Up until the last parliamentary elections the Greens were considered the preferred partner of the SPÖ. But the lurch to the right by the entire political establishment in Austria has reshuffled the deck and in the meantime the Greens have switched their orientation primarily to the ÖVP. Coalitions between the Greens and conservatives already exist at the state level in Upper Austria and Bregenz and the same constellation is currently being put together in Graz—formerly a stronghold of the SPÖ and the Austrian Communist party. The ÖVP mayor Siegfried Nagl, along with many other party colleagues, sees in such a coalition “a new option at a state or federal level.”
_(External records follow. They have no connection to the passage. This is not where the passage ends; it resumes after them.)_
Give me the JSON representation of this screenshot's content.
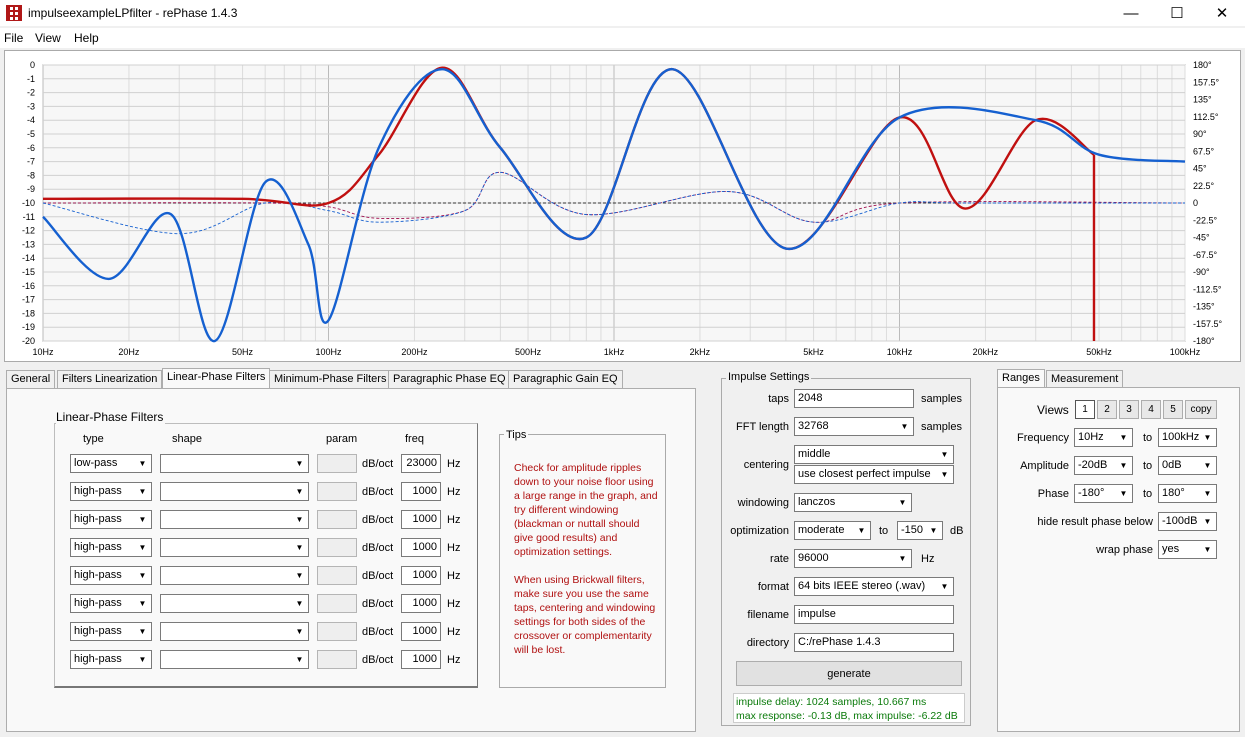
{
  "window": {
    "title": "impulseexampleLPfilter  -  rePhase 1.4.3",
    "minimize": "—",
    "maximize": "☐",
    "close": "✕"
  },
  "menu": [
    "File",
    "View",
    "Help"
  ],
  "graph": {
    "y_left_ticks": [
      "0",
      "-1",
      "-2",
      "-3",
      "-4",
      "-5",
      "-6",
      "-7",
      "-8",
      "-9",
      "-10",
      "-11",
      "-12",
      "-13",
      "-14",
      "-15",
      "-16",
      "-17",
      "-18",
      "-19",
      "-20"
    ],
    "y_right_ticks": [
      "180°",
      "157.5°",
      "135°",
      "112.5°",
      "90°",
      "67.5°",
      "45°",
      "22.5°",
      "0",
      "-22.5°",
      "-45°",
      "-67.5°",
      "-90°",
      "-112.5°",
      "-135°",
      "-157.5°",
      "-180°"
    ],
    "x_ticks": [
      "10Hz",
      "20Hz",
      "50Hz",
      "100Hz",
      "200Hz",
      "500Hz",
      "1kHz",
      "2kHz",
      "5kHz",
      "10kHz",
      "20kHz",
      "50kHz",
      "100kHz"
    ]
  },
  "chart_data": {
    "type": "line",
    "x_scale": "log",
    "xlim": [
      10,
      100000
    ],
    "ylim_left": [
      -20,
      0
    ],
    "ylim_right": [
      -180,
      180
    ],
    "grid": true,
    "series": [
      {
        "color": "#1560d0",
        "axis": "left",
        "x": [
          10,
          17,
          28,
          40,
          60,
          85,
          100,
          150,
          250,
          400,
          800,
          1600,
          4000,
          10000,
          30000,
          50000,
          100000
        ],
        "values": [
          -11,
          -15.5,
          -10.8,
          -20,
          -8.5,
          -13,
          -18.5,
          -6,
          -0.3,
          -6,
          -12.5,
          -0.3,
          -13.3,
          -3.8,
          -4,
          -6.5,
          -7
        ]
      },
      {
        "color": "#c01010",
        "axis": "left",
        "x": [
          10,
          50,
          100,
          150,
          250,
          400,
          800,
          1600,
          4000,
          10000,
          17000,
          30000,
          48000
        ],
        "values": [
          -9.7,
          -9.7,
          -10,
          -6.5,
          -0.2,
          -6,
          -12.5,
          -0.3,
          -13.3,
          -3.8,
          -10.4,
          -4,
          -6.5
        ]
      },
      {
        "color": "#1560d0",
        "axis": "right",
        "style": "dashed",
        "x": [
          10,
          30,
          60,
          100,
          150,
          300,
          400,
          800,
          2500,
          5000,
          10000,
          17000,
          100000
        ],
        "values": [
          0,
          -40,
          0,
          -10,
          -25,
          -10,
          40,
          -15,
          15,
          -25,
          0,
          0,
          0
        ]
      },
      {
        "color": "#a01050",
        "axis": "right",
        "style": "dashed",
        "x": [
          10,
          60,
          100,
          150,
          300,
          400,
          800,
          2500,
          5000,
          10000,
          100000
        ],
        "values": [
          0,
          0,
          -5,
          -20,
          -10,
          40,
          -15,
          15,
          -25,
          0,
          0
        ]
      }
    ]
  },
  "tabs": [
    "General",
    "Filters Linearization",
    "Linear-Phase Filters",
    "Minimum-Phase Filters",
    "Paragraphic Phase EQ",
    "Paragraphic Gain EQ"
  ],
  "linear_phase": {
    "title": "Linear-Phase Filters",
    "col_type": "type",
    "col_shape": "shape",
    "col_param": "param",
    "col_freq": "freq",
    "unit_slope": "dB/oct",
    "unit_hz": "Hz",
    "rows": [
      {
        "type": "low-pass",
        "shape": "",
        "param": "",
        "freq": "23000"
      },
      {
        "type": "high-pass",
        "shape": "",
        "param": "",
        "freq": "1000"
      },
      {
        "type": "high-pass",
        "shape": "",
        "param": "",
        "freq": "1000"
      },
      {
        "type": "high-pass",
        "shape": "",
        "param": "",
        "freq": "1000"
      },
      {
        "type": "high-pass",
        "shape": "",
        "param": "",
        "freq": "1000"
      },
      {
        "type": "high-pass",
        "shape": "",
        "param": "",
        "freq": "1000"
      },
      {
        "type": "high-pass",
        "shape": "",
        "param": "",
        "freq": "1000"
      },
      {
        "type": "high-pass",
        "shape": "",
        "param": "",
        "freq": "1000"
      }
    ]
  },
  "tips": {
    "title": "Tips",
    "text": "Check for amplitude ripples down to your noise floor using a large range in the graph, and try different windowing (blackman or nuttall should give good results) and optimization settings.\n\nWhen using Brickwall filters, make sure you use the same taps, centering and windowing settings for both sides of the crossover or complementarity will be lost."
  },
  "impulse": {
    "title": "Impulse Settings",
    "taps_label": "taps",
    "taps": "2048",
    "samples": "samples",
    "fft_label": "FFT length",
    "fft": "32768",
    "centering_label": "centering",
    "centering": "middle",
    "centering2": "use closest perfect impulse",
    "windowing_label": "windowing",
    "windowing": "lanczos",
    "optimization_label": "optimization",
    "optimization": "moderate",
    "to": "to",
    "opt_db": "-150",
    "db": "dB",
    "rate_label": "rate",
    "rate": "96000",
    "hz": "Hz",
    "format_label": "format",
    "format": "64 bits IEEE stereo (.wav)",
    "filename_label": "filename",
    "filename": "impulse",
    "directory_label": "directory",
    "directory": "C:/rePhase 1.4.3",
    "generate": "generate",
    "status1": "impulse delay: 1024 samples, 10.667 ms",
    "status2": "max response: -0.13 dB, max impulse: -6.22 dB"
  },
  "ranges": {
    "tabs": [
      "Ranges",
      "Measurement"
    ],
    "views_label": "Views",
    "views": [
      "1",
      "2",
      "3",
      "4",
      "5"
    ],
    "copy": "copy",
    "frequency_label": "Frequency",
    "freq_from": "10Hz",
    "freq_to": "100kHz",
    "amplitude_label": "Amplitude",
    "amp_from": "-20dB",
    "amp_to": "0dB",
    "phase_label": "Phase",
    "phase_from": "-180°",
    "phase_to": "180°",
    "hide_label": "hide result phase below",
    "hide_val": "-100dB",
    "wrap_label": "wrap phase",
    "wrap_val": "yes",
    "to": "to"
  }
}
Under these circumstances the SPÖ is increasingly looking towards the extreme right as a potential partner. While Gusenbauer has sought to officially evade the issue of possible cooperation with the Freedom Party, other SPÖ leaders have not been so reticent and have intimated that they would be prepared to entertain an alliance with the FPÖ—now led by Heinz Christian Strache.
The chairman of the SPÖ in Vorarlberg, Michael Ritsch, declared that “one should not rule out any option.... I leave an option open for cooperation with the Freedom Party in the federal elections of 2009, as well as the communal elections in 2010,” he stressed. And the state head of the Social Democrats in Steiermark, Toni Vulkan, declared that he was “open for discussions with all democratically elected parties.”
National council president Barbara Prammer explained that the SPÖ had to “re-evaluate” its relationship to the FPÖ after the next elections, and the SPÖ leader Josef Cap is alleged to have already explored the concrete possibilities of cooperation in internal discussions with Strache.
Accordingly, an increasing number of SPÖ politicians are calling for the abolition of the so-called “anti- FPÖ resolution” passed by an SPÖ congress in 2004, which prohibited any co-operation with the FPÖ. In fact, this resolution was only window dressing because in the same year the SPÖ in Carinthia commenced collaboration with Jörg Haider at a regional level. But now any official impediment is to be done away with, and according to the SPÖ speaker on security issues, Rudolf Parnigoni, “No resolution lasts forever. Whether we change it will be up to the next Party Congress.”
Sections of the trade unions are also preparing to change course. Union official Josef Muchitsch told the Standard, “If we want more options in the future then this resolution is no longer up-to-date.” Since cooperation with the FPÖ works well at a district level, Muchitsch asked, “Why shouldn’t it also be possible at other levels?”
SPÖ speaker on constitutional affairs, Peter Wittmann, has even detected “a change taking place” within the FPÖ. In fact, the type of change became clear in recent weeks when the FPÖ transformed its election campaign in Graz into an anti-Islamic witch-hunt. Since splitting with the Alliance for the Future of Austria (BZÖ), which was formed by a more “moderate” wing of former FPÖ members, the Freedom Party has been even more dominated by ultra right-wing extremists and openly fascistic elements.
For its part, the FPÖ has also made clear it is ready to cooperate with the Social Democrats. The division of labour between the two parties is quite clear. A government alliance consisting of the SPÖ and FPÖ would seek to steer increasing social discontent into reactionary nationalist and racist channels, with the Social Democrats channelling social protest with the help of the trade unions.
In 1999 the SPÖ denounced the ÖVP for forming a coalition with the former party of Jörg Haidar. Now, just a few years later, they are ready to increase the influence of the extreme right and strengthen the most reactionary forces. There could be no clearer indication of the degree of decline and rottenness of this party.